The US has slapped new sanctions against seven Chinese companies as well as firms from Taiwan and North Korea, charging they may have helped Iran in its quest for weapons of mass destruction and more modern ballistic missiles.
A US Department of State notice published in the latest issue of the Federal Register said the nine conglomerates are being penalized for transferring to Iran "equipment and technology controlled under multilateral export control lists."
No specifics have been provided, but the action comes amid increased concerns the administration of US President George W. Bush may be toughening its stance toward the Islamic republic accused of harboring nuclear ambitions.
The companies now barred from doing business with the US include Beijing Alite Technologies Limited, China Aero-Technology Import Export Corporation, China Great Wall Industry Corporation, China North Industry Corporation (Norinco), Q.C. Chen, Wha Cheong Tai Company, and Zibo Chemet Equipment Corporation.
Norinco and China Great Wall Industry have close ties to the People's Liberation Army, and are already under US sanctions for violating various export control regimes. It was not immediately clear how the new measures will affect their business.
The cited Taiwanese firm was identified as Ecoma Enterprise. The list also includes Paeksan Associated Corporation of North Korea, a firm controlled by the country's Communist government.
The measures call for a full US government embargo against the listed businesses and their subsidiaries as well as their exclusion from any US federal assistance program.
All export licenses that involve the nine companies are being suspended, and "no new individual licenses shall be granted," according to the notice.
"These measures shall be implemented by the responsible departments and agencies of the United States government and will remain in place for two years from the effective date," the document said.
The sanctions follow a CIA report to Congress saying that assistance from Chinese companies had "helped Iran move toward its goal of becoming self-sufficient in the production of ballistic missiles."
In addition, the US spy agency reported, firms from China provided Iran and other countries with dual-use items, raw materials and assistance that could present proliferation concern, including equipment and technology that could be used for manufacturing chemical weapons.
China is not a member of the Missile Technology Control Regime, an international agreement designed to stem proliferation of ballistic missiles, but it pledged in October 1994 to uphold some of its key provisions.
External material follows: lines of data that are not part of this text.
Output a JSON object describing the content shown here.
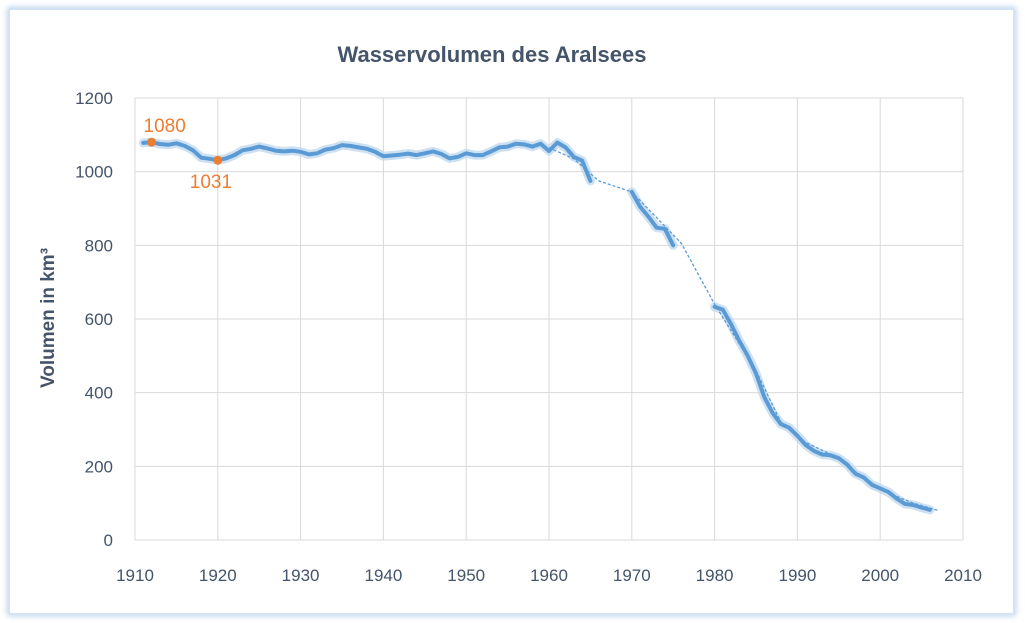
{
  "chart_data": {
    "type": "line",
    "title": "Wasservolumen des Aralsees",
    "xlabel": "",
    "ylabel": "Volumen in km³",
    "xlim": [
      1910,
      2010
    ],
    "ylim": [
      0,
      1200
    ],
    "x_ticks": [
      "1910",
      "1920",
      "1930",
      "1940",
      "1950",
      "1960",
      "1970",
      "1980",
      "1990",
      "2000",
      "2010"
    ],
    "y_ticks": [
      "0",
      "200",
      "400",
      "600",
      "800",
      "1000",
      "1200"
    ],
    "grid": true,
    "legend": "none",
    "colors": {
      "line": "#5b9bd5",
      "glow": "#bdd7ee",
      "annotation": "#ed7d31",
      "grid": "#d9d9d9",
      "text": "#44546a"
    },
    "series": [
      {
        "style": "solid",
        "segments": [
          [
            [
              1911,
              1078
            ],
            [
              1912,
              1080
            ],
            [
              1913,
              1075
            ],
            [
              1914,
              1073
            ],
            [
              1915,
              1077
            ],
            [
              1916,
              1070
            ],
            [
              1917,
              1058
            ],
            [
              1918,
              1038
            ],
            [
              1919,
              1035
            ],
            [
              1920,
              1031
            ],
            [
              1921,
              1036
            ],
            [
              1922,
              1045
            ],
            [
              1923,
              1058
            ],
            [
              1924,
              1062
            ],
            [
              1925,
              1068
            ],
            [
              1926,
              1063
            ],
            [
              1927,
              1057
            ],
            [
              1928,
              1055
            ],
            [
              1929,
              1057
            ],
            [
              1930,
              1054
            ],
            [
              1931,
              1047
            ],
            [
              1932,
              1050
            ],
            [
              1933,
              1060
            ],
            [
              1934,
              1064
            ],
            [
              1935,
              1072
            ],
            [
              1936,
              1070
            ],
            [
              1937,
              1066
            ],
            [
              1938,
              1062
            ],
            [
              1939,
              1054
            ],
            [
              1940,
              1042
            ],
            [
              1941,
              1044
            ],
            [
              1942,
              1046
            ],
            [
              1943,
              1049
            ],
            [
              1944,
              1045
            ],
            [
              1945,
              1050
            ],
            [
              1946,
              1055
            ],
            [
              1947,
              1048
            ],
            [
              1948,
              1036
            ],
            [
              1949,
              1040
            ],
            [
              1950,
              1050
            ],
            [
              1951,
              1045
            ],
            [
              1952,
              1045
            ],
            [
              1953,
              1055
            ],
            [
              1954,
              1066
            ],
            [
              1955,
              1068
            ],
            [
              1956,
              1076
            ],
            [
              1957,
              1074
            ],
            [
              1958,
              1068
            ],
            [
              1959,
              1076
            ],
            [
              1960,
              1056
            ],
            [
              1961,
              1079
            ],
            [
              1962,
              1066
            ],
            [
              1963,
              1040
            ],
            [
              1964,
              1030
            ],
            [
              1965,
              975
            ]
          ],
          [
            [
              1970,
              945
            ],
            [
              1971,
              905
            ],
            [
              1972,
              878
            ],
            [
              1973,
              848
            ],
            [
              1974,
              845
            ],
            [
              1975,
              800
            ]
          ],
          [
            [
              1980,
              633
            ],
            [
              1981,
              625
            ],
            [
              1982,
              585
            ],
            [
              1983,
              540
            ],
            [
              1984,
              500
            ],
            [
              1985,
              452
            ],
            [
              1986,
              388
            ],
            [
              1987,
              345
            ],
            [
              1988,
              315
            ],
            [
              1989,
              305
            ],
            [
              1990,
              283
            ],
            [
              1991,
              258
            ],
            [
              1992,
              242
            ],
            [
              1993,
              232
            ],
            [
              1994,
              230
            ],
            [
              1995,
              222
            ],
            [
              1996,
              205
            ],
            [
              1997,
              180
            ],
            [
              1998,
              170
            ],
            [
              1999,
              150
            ],
            [
              2000,
              140
            ],
            [
              2001,
              130
            ],
            [
              2002,
              112
            ],
            [
              2003,
              98
            ],
            [
              2004,
              95
            ],
            [
              2005,
              88
            ],
            [
              2006,
              82
            ]
          ]
        ]
      },
      {
        "style": "dashed",
        "points": [
          [
            1960,
            1065
          ],
          [
            1963,
            1035
          ],
          [
            1966,
            975
          ],
          [
            1970,
            945
          ],
          [
            1976,
            805
          ],
          [
            1980,
            640
          ],
          [
            1985,
            460
          ],
          [
            1988,
            320
          ],
          [
            1991,
            265
          ],
          [
            1995,
            222
          ],
          [
            1998,
            168
          ],
          [
            2001,
            128
          ],
          [
            2004,
            100
          ],
          [
            2007,
            80
          ]
        ]
      }
    ],
    "annotations": [
      {
        "x": 1912,
        "y": 1080,
        "label": "1080"
      },
      {
        "x": 1920,
        "y": 1031,
        "label": "1031"
      }
    ]
  }
}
The new crackdown against Iran's trading partners preceded amid new warnings to Tehran, which US officials insist is trying to use its allegedly peaceful nuclear program as cover for building an arsenal of atomic weapons.
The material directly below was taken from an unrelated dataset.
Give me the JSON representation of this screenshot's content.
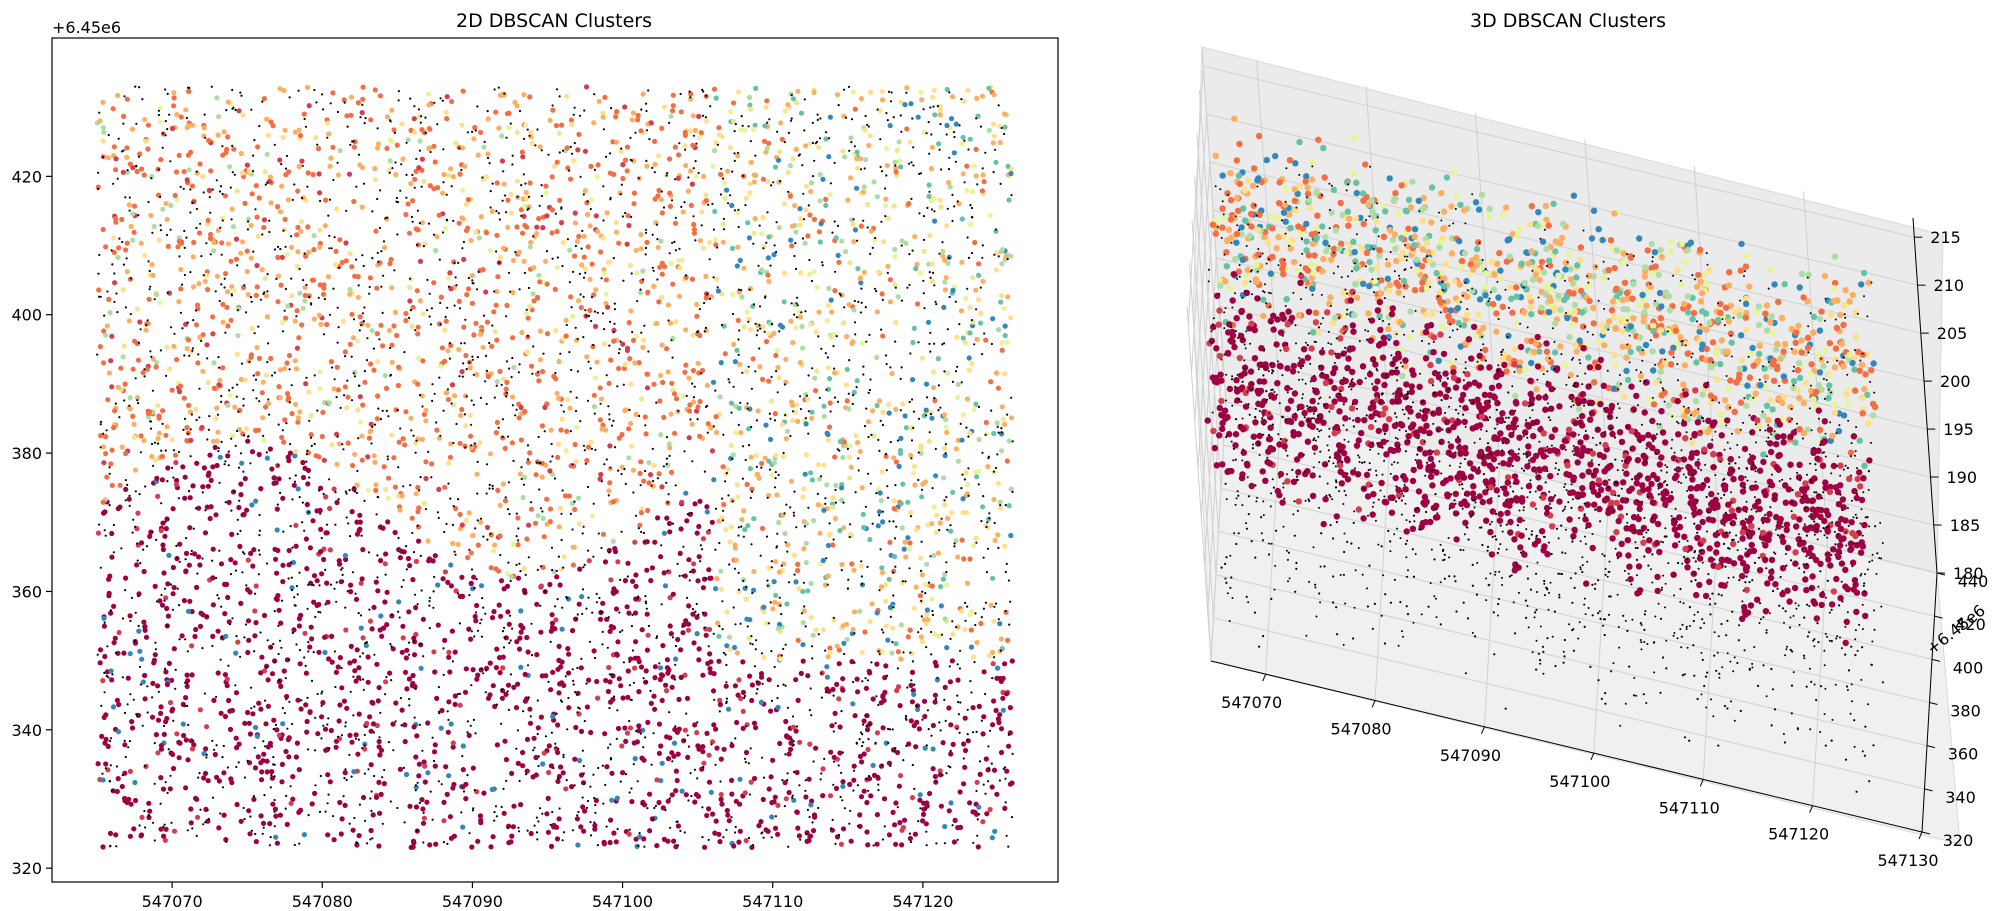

"I hope we can solve it diplomatically, but I will never take any option off the table," Bush said Monday in an interview with NBC News when asked whether his administration was willing to take military action if Iran continued to stonewall the international community about its suspected nuclear weapons program.
The comment followed a report by Seymour Hersh in The New Yorker magazine that said US commandos have been already operating inside Iran since last year selecting suspected weapons sites for possible air strikes.